Two fixed points S(a,b) and T(c,d) are 4 units apart and are on the same side of a moving line L. If perpendicular is distance of S and T from line L are p1, p2 respectively, then p1 and p2 satisfy
p1+3p2=k where K is a constant number. It is given that the line L always touches a fixed circle C.
Find the.centre and radius of the circle C in terms of k and coordinates of S AND T.
An attempt at a solution I took a general line y=mx+c and tried to solve manually for p1+3p2=k . However I got mingled up with the variables and the locus did not seem like a circle.
I was looking for a hint or an alternate solution to the problem.
You’re given that there’s a common tangent circle for all possible lines $L$ that meet the criteria in the problem, which greatly simplifies your task: all you really have to do is find this circle’s center and radius.
Observe first that, by symmetry, the center of $C$ must be colinear with $S$ and $T$: for any line $L$ that meets the criteria, its reflection in the line through $S$ and $T$ does, too. I’ll assume that $k$ is meant to be some arbitrary positive constant.
Place $T$ at the origin and let $S=(0,4)$. I’ll use $r_S$ and $r_T$ for the respective distances to $L$ to make it easier to keep track of which is which.

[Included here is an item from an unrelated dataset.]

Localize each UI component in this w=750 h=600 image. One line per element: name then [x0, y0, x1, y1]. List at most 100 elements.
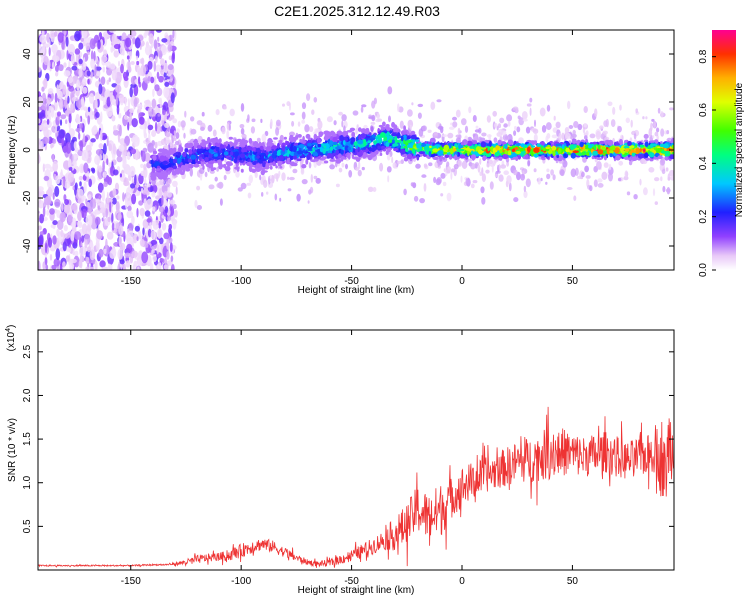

The line $L$ is a common tangent to the circles with centers $S$ and $T$ and radii $r_S$ and $r_T$, respectively. For $S$ and $T$ to be on the same side of $L$, it must be one of the common outer tangents of these two circles.
Consider first the case $r_S=r_T$. In this case, $L$ is one of the two vertical lines $x=\pm\frac k4$, therefore $C$’s radius is equal to $\frac k4$. Now let $r_S\ne r_T$. Using similar triangles, we have for $L$’s $y$-intercept $b$ $${b \over r_T} = {b-4 \over r_S} \tag 1$$ so $$b = {4 r_T \over r_T-r_S} = {4 r_T \over 4 r_T - k}.$$ $C$ is also tangent to $L$. Applying similar triangles again using its center $(0,c)$ we have $${c-b \over k/4} = {-b \over r_T}, \tag 2$$ therefore $$c = {4r_T-k \over 4r_T}b=1.$$ There is a second tangent circle to $L$ with radius $\frac k4$ centered on the $y$-axis, but for that circle $c=-{k+4r_T\over k-4r_T}$ (you can compute this by squaring both sides of eqn. (2)), which we can reject because it depends on $r_T$, so isn’t common to all possible $L$.
Finally, the general solution is obtained from this special case via a rigid motion of the plane. This doesn’t affect a circle’s radius, therefore $C$’s center is one-fourth of the way from $T$ to $S$, i.e., at $\frac14 S+\frac34T$ and its radius is equal to $\frac k4$. I expect that the way this solution reflects the ratios of $r_S$ and $r_T$ to $k$ is not coincidental and that there’s some more clever way to obtain this result using those ratios. Indeed, if you generalize this problem by letting $S$ and $T$ be any points any distance apart and require that $k=r_S+\frac{1-\lambda}\lambda r_T$ for some fixed $\lambda\in(0,1)$, the common tangent circle will have center $\lambda S+(1-\lambda)T$ and radius $\lambda k$.